Originally posted by twhitehead
I think you missed my point. My point is that if God can see the future and inspired the gospel writers then one would expect him to inspire them to write something that would be useful to the maximum number of recipients of the message even after translation. So even if the King James translation is a terrible translation, the translated text might actua ...[text shortened]... e whilst simultaneously claiming it is inspired. I find the two claims somewhat contradictory.

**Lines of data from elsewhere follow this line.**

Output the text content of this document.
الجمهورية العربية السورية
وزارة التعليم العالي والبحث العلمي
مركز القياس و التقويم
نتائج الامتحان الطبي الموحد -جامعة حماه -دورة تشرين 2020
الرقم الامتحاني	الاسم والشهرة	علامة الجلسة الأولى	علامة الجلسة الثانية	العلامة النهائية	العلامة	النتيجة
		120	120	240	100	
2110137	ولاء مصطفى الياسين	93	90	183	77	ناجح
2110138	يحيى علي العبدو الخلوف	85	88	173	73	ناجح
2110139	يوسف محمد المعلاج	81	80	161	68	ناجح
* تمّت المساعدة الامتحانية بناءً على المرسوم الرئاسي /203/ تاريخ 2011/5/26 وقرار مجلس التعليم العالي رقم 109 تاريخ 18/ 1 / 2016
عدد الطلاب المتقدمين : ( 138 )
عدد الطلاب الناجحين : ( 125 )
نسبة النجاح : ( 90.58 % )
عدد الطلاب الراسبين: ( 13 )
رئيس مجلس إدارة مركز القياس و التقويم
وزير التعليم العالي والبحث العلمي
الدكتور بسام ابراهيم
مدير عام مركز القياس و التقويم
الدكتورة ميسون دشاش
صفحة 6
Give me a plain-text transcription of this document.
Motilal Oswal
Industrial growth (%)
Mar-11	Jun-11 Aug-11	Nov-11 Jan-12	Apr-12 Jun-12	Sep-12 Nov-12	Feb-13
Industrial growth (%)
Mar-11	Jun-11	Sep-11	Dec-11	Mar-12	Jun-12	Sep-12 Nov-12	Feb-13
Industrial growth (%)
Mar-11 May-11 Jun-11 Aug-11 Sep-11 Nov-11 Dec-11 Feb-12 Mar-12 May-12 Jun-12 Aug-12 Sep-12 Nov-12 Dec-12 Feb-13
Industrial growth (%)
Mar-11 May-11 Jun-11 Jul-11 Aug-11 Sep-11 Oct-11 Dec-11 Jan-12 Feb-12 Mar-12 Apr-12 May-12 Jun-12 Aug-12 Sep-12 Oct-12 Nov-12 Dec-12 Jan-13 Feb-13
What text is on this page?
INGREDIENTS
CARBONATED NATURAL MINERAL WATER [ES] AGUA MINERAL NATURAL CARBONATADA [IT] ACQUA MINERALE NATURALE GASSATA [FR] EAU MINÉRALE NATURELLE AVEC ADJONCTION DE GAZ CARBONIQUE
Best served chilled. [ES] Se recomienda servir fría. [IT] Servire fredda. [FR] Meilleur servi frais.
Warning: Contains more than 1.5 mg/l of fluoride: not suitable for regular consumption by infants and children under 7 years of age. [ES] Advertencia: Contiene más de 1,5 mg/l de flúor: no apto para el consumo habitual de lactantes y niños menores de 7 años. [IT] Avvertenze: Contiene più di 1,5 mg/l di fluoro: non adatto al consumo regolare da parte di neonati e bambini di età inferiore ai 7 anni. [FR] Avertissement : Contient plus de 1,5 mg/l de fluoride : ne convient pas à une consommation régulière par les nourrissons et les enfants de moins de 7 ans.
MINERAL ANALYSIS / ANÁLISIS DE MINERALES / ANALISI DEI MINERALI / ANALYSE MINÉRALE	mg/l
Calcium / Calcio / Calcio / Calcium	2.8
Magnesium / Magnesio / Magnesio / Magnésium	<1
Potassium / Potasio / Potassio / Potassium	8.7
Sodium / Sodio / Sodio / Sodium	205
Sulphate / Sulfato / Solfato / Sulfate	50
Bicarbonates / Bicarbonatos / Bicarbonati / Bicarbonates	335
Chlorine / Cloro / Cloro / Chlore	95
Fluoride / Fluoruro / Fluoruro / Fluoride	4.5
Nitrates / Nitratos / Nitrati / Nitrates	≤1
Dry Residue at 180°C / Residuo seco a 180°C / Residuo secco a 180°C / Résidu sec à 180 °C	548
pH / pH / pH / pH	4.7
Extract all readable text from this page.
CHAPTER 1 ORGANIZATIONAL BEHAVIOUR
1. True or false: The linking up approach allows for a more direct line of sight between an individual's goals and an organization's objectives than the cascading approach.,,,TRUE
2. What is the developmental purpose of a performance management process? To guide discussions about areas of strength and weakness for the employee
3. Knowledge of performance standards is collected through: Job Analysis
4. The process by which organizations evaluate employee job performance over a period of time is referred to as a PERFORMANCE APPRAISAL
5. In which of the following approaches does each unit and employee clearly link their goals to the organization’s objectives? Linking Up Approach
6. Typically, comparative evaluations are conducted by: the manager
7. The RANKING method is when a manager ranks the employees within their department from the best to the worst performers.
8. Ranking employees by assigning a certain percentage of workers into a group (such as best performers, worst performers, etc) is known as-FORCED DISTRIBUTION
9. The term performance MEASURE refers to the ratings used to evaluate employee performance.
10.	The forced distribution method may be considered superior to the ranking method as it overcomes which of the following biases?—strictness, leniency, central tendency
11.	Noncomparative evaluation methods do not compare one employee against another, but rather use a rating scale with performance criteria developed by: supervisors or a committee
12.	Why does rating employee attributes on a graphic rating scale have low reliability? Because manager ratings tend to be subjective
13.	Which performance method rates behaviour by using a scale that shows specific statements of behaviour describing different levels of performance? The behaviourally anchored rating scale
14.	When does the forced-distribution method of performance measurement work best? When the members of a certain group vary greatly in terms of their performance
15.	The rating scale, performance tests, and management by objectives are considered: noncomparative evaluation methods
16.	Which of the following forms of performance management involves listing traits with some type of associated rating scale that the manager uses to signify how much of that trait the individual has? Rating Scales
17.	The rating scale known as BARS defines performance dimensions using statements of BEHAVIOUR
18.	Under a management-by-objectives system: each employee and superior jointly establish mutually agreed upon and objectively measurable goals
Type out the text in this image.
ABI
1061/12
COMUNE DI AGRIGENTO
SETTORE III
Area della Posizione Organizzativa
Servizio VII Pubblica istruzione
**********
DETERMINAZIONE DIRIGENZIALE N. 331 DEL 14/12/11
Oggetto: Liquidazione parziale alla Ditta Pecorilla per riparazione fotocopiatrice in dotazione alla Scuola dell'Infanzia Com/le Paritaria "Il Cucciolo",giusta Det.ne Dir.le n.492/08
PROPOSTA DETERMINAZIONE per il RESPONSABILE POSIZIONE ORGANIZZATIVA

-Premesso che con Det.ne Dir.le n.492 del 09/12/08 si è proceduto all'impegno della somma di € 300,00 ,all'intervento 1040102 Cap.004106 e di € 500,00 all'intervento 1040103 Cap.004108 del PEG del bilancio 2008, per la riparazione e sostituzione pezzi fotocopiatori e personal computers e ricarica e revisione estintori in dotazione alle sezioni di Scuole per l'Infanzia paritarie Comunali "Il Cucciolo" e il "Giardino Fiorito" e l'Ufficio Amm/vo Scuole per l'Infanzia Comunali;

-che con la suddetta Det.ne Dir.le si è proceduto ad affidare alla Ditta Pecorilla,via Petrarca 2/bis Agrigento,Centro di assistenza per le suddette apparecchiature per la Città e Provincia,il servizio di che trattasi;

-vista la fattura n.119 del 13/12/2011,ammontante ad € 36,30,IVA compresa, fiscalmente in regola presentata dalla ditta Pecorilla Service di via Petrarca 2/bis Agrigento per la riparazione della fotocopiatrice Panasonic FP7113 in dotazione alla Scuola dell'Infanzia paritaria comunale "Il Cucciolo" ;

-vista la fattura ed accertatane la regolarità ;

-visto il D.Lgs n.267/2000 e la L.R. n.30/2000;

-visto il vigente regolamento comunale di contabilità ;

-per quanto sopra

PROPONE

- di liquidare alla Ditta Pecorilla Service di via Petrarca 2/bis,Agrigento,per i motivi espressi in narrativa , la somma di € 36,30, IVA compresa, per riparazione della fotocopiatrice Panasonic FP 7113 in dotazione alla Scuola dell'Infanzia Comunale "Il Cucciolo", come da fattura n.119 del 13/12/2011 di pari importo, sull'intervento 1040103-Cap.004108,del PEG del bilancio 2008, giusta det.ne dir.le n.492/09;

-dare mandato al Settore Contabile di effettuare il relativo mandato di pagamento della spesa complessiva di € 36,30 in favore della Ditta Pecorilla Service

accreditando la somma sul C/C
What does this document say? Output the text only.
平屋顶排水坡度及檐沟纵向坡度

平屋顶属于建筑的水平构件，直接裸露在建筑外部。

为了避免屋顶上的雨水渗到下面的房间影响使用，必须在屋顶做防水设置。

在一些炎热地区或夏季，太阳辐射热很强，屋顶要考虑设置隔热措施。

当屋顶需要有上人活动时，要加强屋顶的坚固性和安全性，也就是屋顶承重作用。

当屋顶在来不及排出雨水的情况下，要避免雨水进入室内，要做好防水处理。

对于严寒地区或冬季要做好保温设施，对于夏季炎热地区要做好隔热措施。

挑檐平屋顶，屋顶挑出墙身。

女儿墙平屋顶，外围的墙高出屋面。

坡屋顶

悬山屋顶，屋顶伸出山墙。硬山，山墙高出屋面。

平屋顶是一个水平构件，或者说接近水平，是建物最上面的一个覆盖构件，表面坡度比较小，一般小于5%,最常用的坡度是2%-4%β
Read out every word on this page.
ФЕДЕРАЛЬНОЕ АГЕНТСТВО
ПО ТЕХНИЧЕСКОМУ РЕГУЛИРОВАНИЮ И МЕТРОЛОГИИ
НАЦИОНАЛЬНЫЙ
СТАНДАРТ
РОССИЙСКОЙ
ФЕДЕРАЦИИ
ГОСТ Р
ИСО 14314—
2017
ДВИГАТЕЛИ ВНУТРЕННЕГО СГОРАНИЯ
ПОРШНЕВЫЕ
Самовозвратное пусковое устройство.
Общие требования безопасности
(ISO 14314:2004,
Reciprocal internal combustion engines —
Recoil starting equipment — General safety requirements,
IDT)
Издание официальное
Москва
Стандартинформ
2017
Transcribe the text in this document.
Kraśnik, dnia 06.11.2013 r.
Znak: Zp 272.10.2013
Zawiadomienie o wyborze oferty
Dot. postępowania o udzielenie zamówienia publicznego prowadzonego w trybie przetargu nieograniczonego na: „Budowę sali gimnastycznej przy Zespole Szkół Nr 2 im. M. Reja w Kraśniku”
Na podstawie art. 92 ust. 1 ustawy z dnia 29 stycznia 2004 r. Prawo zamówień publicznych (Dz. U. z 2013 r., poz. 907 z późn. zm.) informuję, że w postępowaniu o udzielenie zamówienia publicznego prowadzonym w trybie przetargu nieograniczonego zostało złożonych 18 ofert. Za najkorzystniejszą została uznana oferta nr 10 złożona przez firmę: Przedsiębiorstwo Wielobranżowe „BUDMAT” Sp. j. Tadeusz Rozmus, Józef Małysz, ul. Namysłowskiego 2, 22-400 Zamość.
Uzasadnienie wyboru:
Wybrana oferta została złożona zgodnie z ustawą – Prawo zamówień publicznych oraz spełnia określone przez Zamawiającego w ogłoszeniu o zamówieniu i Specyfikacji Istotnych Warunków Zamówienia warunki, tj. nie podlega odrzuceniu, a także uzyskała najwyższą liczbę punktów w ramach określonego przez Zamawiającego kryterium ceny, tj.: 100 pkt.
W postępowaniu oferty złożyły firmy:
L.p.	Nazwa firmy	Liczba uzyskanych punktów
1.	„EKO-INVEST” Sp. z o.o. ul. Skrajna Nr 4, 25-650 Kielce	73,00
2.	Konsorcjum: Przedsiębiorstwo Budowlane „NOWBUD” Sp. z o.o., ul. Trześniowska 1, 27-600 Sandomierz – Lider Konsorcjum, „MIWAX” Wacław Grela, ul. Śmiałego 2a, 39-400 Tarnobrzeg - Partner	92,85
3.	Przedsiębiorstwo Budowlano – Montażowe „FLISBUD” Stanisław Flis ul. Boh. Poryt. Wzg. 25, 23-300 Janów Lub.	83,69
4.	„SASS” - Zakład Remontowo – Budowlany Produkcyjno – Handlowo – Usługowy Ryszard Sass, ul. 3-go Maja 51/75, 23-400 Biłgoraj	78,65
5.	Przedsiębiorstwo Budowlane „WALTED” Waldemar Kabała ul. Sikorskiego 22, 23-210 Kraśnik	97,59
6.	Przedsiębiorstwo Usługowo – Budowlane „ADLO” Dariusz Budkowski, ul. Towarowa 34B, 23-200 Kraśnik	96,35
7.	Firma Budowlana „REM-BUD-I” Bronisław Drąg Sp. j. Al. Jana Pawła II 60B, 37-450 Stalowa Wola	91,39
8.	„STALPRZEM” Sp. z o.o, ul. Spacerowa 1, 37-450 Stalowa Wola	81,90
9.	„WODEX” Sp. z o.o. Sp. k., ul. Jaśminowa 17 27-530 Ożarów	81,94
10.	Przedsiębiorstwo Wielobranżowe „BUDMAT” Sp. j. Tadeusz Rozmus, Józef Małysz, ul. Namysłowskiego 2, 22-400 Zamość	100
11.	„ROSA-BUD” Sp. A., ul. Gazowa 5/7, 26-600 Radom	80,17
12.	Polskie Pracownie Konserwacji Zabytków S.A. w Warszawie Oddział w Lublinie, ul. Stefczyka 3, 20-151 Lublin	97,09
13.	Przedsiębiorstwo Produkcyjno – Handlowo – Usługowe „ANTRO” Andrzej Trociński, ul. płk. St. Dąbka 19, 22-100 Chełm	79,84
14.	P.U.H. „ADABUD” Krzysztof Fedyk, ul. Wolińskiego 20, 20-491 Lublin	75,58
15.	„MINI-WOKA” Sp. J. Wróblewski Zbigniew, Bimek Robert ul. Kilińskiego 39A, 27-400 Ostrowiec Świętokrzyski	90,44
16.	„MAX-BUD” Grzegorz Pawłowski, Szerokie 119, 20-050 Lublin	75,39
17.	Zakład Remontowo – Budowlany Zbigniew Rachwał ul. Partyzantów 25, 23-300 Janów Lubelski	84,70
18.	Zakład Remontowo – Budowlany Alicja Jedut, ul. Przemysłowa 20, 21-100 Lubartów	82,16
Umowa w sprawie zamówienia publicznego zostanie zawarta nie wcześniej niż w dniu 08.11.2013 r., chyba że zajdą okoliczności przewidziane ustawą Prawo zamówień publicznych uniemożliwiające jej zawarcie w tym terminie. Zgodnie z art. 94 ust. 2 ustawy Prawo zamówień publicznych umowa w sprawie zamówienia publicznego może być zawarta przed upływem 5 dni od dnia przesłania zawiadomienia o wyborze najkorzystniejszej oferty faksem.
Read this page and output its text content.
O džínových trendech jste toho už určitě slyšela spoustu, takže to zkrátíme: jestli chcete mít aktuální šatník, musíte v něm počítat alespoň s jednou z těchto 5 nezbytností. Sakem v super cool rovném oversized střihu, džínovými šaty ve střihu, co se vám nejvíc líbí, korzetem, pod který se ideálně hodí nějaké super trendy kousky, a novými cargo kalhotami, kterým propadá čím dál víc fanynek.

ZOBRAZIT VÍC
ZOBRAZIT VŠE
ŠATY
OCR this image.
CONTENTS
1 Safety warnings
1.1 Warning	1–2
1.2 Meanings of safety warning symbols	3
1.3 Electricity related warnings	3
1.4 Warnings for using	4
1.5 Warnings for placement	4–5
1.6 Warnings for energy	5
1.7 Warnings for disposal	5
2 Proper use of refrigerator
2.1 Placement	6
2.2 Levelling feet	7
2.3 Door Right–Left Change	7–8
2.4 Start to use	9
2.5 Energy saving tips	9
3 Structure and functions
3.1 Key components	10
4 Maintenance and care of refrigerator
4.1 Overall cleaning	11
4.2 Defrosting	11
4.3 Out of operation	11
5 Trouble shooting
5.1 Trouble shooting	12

Perhaps I misunderstood you.
This is a funny game we're doing. We often discuss with christians as if the christian god really existed. Like discussing as a scientist with people actually believeing tat you could travel in the speed of light or could divide with zero, and argue that *if* we could divide by zero then this and this could be calculated, or *when* we travel in the speed of light, then time stops and we see everything in bright yellow. Rubbish. We cannot divide by zero, we cannot travel in the speed of light.
Now we're saying that "If the bible is inspired by god (the christian god does not exist), then it would be translated to English (or Swahili or whatever) because the holy spirit (there is no such thing) will hold his hand over it and make it as god intended." We actually say so, playing by the rules of christians. We should say more often: "Rubbish. Your god does not exist!".
Never I hear some fundamental christian say: "As Darwin is a genius, it's a fact that all the primates have the same ancestor." They just wouldn't. No way.
Does this mean that we (who don't believe in the christian god) are more out-of-the-box thinkers, or more tolerant? Yes, I actually think so.